James Curbeam, Southern Region Organizing Coordinator for the International Brotherhood of Teamsters (IBT), echoed the same thoughts when he spoke Friday. 

“We’re heavily trying to get the vote out. We look towards candidates who are labor-friendly,” Curbeam said. “The ones who helped gut Workmen’s Comp and continue to be anti-union and pass anti-labor laws, those are the ones we have to hold accountable and get out of office,” he said.

 Curbeam said supporting labor’s friends at election times is not enough to make positive changes in the lives of workers and their families. 

“We should be organizing and mobilizing and moving towards a brighter future collaboratively and not just come together once a year. We need to be working 365 days a year to actually make changes in America, not just in Tennessee,” he said. 

LaTosha Brown agrees. She started a group called “Black Voters Matter” and drove a black bus all over Alabama in 2016 to defeat Judge Roy Moore who was running against Doug Jones for Jeff Sessions’ Senate seat. Jones won that race and Brown took her bus on the road. (See video link below)
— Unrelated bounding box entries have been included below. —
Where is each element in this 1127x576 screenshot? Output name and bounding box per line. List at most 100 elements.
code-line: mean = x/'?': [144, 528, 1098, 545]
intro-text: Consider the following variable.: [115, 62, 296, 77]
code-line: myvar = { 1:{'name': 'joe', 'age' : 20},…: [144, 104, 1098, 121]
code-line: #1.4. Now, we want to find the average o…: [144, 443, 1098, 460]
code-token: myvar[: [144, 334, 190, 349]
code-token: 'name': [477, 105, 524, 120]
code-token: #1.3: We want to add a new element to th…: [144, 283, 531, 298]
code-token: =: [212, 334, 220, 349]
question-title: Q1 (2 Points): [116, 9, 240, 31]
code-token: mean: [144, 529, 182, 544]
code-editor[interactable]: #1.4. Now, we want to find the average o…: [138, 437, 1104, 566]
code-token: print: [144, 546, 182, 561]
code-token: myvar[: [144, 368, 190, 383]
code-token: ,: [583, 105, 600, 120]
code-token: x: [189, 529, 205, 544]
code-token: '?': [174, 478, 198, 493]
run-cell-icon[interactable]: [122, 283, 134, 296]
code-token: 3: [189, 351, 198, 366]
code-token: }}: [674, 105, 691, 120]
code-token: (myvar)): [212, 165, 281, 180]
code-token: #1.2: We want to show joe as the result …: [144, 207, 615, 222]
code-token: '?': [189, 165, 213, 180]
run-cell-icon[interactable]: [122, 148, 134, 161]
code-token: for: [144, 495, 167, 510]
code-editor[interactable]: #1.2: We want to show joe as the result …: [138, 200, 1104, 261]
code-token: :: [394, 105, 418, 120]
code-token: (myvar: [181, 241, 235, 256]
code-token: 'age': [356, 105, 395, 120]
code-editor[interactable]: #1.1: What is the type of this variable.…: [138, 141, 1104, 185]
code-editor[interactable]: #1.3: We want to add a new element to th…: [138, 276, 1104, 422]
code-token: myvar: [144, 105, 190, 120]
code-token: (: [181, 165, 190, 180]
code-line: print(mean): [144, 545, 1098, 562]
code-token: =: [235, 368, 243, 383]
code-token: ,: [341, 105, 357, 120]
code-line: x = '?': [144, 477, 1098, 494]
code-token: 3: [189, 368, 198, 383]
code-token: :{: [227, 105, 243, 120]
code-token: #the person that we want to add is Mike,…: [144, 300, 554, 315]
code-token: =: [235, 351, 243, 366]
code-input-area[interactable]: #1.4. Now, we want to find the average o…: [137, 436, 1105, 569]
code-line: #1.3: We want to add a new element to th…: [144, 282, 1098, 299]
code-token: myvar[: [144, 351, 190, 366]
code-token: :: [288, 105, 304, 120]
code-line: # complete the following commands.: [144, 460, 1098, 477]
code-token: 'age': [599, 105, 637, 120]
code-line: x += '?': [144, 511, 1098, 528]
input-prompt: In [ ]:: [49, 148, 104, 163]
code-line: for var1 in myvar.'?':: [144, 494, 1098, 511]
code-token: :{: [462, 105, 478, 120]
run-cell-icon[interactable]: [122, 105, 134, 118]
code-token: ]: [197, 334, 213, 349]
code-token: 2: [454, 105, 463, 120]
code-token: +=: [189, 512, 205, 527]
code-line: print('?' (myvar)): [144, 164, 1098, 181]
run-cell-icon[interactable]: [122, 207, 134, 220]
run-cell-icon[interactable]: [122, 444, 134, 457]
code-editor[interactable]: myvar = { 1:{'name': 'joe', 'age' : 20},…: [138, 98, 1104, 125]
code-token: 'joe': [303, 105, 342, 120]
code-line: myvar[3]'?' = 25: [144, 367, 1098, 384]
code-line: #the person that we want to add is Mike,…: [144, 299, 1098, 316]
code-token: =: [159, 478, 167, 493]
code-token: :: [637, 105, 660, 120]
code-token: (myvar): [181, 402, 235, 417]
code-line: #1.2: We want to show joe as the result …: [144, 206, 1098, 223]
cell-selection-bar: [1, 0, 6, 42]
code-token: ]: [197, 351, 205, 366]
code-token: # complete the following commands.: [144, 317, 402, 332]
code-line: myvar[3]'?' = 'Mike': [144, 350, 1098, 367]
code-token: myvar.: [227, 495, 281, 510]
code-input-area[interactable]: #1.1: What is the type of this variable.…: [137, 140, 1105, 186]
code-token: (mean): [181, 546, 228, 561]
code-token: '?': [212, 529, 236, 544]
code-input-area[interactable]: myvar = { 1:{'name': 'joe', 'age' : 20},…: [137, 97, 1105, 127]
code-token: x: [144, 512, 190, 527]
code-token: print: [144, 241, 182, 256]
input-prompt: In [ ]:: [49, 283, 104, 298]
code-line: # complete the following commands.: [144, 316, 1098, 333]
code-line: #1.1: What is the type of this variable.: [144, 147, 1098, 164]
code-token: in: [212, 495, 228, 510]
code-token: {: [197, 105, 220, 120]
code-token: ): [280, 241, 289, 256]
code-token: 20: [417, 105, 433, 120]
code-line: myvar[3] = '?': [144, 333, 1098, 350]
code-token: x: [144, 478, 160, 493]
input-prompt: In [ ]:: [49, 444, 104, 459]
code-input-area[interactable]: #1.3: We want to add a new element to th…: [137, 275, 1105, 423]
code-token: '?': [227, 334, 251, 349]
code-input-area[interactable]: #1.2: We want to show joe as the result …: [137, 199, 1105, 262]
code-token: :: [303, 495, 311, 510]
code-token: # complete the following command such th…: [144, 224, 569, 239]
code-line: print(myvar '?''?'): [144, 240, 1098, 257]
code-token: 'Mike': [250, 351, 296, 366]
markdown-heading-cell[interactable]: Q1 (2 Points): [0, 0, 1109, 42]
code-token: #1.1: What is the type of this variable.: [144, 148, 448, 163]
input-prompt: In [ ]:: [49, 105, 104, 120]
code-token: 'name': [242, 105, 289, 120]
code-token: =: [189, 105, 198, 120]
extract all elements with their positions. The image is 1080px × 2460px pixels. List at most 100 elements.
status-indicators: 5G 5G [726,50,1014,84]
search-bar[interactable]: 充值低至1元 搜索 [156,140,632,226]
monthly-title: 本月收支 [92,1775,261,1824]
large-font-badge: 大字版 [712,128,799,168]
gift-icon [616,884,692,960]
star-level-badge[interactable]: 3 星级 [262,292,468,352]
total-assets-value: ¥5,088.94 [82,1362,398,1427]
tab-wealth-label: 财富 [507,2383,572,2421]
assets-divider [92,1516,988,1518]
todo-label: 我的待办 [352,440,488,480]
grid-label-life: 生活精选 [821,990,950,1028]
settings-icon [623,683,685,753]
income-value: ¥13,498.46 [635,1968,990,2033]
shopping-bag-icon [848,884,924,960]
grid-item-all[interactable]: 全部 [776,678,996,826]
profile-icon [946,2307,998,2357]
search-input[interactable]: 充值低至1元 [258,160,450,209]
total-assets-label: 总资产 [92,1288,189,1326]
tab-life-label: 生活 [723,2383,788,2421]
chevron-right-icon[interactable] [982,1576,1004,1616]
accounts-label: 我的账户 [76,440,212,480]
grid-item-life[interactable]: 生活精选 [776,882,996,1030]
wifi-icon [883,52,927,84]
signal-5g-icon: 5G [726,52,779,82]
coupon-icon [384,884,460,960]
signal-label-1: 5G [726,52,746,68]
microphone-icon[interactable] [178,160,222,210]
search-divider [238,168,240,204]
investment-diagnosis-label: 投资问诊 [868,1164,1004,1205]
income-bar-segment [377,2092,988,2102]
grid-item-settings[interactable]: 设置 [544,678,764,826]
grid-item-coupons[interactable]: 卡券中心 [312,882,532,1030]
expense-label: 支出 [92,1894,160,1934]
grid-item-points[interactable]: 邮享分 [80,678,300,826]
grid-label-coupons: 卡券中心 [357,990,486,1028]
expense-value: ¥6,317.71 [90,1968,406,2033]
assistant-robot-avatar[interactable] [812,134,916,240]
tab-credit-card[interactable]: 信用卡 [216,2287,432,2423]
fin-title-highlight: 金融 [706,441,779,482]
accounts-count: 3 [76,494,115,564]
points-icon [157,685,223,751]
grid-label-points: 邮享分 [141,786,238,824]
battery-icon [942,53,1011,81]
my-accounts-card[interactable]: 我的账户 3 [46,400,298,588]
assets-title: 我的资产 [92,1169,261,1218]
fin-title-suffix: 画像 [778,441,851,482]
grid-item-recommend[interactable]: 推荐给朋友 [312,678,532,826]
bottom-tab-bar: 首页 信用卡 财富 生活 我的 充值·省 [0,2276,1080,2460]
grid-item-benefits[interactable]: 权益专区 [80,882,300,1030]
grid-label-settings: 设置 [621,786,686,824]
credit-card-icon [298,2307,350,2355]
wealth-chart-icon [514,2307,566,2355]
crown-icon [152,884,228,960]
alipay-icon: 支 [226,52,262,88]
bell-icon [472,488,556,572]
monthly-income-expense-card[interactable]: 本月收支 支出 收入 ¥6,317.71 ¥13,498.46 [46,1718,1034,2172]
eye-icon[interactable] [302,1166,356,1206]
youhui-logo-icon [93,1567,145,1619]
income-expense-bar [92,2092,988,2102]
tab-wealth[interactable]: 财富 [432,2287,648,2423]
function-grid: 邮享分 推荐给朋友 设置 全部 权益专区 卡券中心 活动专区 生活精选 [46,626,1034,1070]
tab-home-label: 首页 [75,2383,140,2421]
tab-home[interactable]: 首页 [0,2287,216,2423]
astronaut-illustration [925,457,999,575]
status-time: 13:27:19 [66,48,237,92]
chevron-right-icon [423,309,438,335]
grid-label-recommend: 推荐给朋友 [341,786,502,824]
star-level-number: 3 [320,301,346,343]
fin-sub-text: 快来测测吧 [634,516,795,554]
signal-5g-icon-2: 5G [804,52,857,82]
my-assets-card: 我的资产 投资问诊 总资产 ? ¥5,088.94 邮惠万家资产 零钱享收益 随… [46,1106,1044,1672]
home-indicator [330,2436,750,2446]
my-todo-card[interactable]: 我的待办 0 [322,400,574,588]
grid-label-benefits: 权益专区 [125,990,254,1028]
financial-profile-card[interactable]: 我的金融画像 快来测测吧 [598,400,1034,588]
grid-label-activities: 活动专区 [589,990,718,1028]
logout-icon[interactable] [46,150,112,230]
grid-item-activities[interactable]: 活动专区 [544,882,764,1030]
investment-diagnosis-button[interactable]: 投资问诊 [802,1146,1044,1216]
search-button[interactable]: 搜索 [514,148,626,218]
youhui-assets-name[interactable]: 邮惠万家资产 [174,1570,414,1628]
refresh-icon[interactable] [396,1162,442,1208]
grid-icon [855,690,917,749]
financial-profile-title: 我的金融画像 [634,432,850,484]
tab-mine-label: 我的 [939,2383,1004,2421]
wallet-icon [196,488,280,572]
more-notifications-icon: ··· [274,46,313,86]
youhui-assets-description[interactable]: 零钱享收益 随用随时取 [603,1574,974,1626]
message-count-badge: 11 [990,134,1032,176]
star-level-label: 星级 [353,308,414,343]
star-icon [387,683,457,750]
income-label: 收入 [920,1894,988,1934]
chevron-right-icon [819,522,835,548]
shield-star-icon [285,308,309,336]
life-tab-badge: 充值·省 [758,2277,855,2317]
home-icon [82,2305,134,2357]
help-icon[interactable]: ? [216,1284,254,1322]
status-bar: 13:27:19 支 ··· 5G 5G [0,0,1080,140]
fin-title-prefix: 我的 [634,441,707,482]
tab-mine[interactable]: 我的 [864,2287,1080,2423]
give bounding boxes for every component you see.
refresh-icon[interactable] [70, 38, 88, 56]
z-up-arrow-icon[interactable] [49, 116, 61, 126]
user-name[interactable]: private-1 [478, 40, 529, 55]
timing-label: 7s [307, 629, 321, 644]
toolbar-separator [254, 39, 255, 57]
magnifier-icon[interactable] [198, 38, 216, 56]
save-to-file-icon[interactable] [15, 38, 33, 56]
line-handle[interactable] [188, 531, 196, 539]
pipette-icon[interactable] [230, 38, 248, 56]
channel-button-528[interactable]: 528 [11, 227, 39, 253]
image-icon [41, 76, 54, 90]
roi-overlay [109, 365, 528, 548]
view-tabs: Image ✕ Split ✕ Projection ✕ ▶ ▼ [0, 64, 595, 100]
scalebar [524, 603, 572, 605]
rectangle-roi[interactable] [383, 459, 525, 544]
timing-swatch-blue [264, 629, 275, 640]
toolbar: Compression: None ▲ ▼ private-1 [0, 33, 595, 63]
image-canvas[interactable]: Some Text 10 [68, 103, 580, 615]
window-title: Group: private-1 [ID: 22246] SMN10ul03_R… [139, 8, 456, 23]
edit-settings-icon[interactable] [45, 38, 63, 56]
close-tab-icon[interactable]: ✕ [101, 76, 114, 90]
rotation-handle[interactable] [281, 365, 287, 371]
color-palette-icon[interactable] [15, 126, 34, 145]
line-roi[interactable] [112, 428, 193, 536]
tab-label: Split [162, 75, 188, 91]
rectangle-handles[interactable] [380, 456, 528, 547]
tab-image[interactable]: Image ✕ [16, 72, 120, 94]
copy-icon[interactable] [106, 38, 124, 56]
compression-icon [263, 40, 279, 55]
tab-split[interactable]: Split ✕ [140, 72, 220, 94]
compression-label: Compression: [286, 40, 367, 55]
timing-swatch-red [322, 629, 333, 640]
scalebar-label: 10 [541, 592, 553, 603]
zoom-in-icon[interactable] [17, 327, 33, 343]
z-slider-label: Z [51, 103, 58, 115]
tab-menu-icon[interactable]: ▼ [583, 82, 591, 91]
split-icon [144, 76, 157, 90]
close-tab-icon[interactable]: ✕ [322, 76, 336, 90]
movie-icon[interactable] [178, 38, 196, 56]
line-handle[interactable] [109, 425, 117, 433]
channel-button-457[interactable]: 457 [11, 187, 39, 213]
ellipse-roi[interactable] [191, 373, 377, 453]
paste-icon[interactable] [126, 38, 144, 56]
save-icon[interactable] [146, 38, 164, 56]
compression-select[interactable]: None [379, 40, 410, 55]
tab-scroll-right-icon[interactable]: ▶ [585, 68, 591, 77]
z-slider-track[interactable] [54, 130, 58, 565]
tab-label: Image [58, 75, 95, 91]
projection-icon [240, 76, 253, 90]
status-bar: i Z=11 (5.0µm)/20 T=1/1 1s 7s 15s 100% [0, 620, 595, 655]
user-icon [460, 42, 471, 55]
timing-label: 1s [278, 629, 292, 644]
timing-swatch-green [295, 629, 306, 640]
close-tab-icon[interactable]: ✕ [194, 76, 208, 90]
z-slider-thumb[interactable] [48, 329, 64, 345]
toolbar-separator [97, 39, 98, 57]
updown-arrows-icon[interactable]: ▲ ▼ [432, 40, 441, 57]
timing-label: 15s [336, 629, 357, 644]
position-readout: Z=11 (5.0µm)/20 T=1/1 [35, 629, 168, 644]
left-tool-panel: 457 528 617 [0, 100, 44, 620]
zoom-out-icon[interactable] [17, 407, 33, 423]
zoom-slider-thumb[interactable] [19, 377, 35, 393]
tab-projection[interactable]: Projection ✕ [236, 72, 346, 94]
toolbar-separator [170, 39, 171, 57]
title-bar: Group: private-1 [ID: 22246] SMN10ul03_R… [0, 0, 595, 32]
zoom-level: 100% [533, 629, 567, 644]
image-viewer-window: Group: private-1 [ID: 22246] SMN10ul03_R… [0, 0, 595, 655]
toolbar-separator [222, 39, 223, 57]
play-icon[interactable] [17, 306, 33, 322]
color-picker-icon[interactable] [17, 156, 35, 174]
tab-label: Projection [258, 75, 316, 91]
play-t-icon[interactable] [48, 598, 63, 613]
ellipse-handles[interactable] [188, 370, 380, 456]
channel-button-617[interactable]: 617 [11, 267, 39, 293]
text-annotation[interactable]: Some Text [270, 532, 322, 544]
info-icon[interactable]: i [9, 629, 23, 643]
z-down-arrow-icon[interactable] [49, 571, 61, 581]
“The work of the Black Voter’s Matter Fund is amazing,” said Kara Turrentine, CEO of Turrency Brands, a political consulting and marketing firm. “They’ve been going across the Southern states building awareness, infrastructure, and turning out people who normally don’t vote,” Turrentine said.

“We work to support local grassroots groups,” said Brown, who is based in Atlanta, but travels  in a big black bus learning what local groups are doing and then lends them support. She said the work centers around getting more boots on the ground, knocking on doors, getting people registered to vote, and turning out voters. Like IBT’s Curbeam, Brown thinks organizing has to happen between election cycles to be really effective. 

“It’s all about communities building power, communities having local control, communities being organized and having governance and creating mechanisms like the COB (Community Oversight Board),” said Brown.

The bus criss-crossed Tennessee, stopping In Jackson, Memphis, New Market, and Chattanooga  with the same message: “Get registered and make sure you vote”. The bus has been in Nashville for three weeks and made stops at TSU, Fisk, Meharry Medical College, and North Nashville to engage young voters. Students from Tennessee Tech in Cookeville, TSU, and Fisk University attended the convention.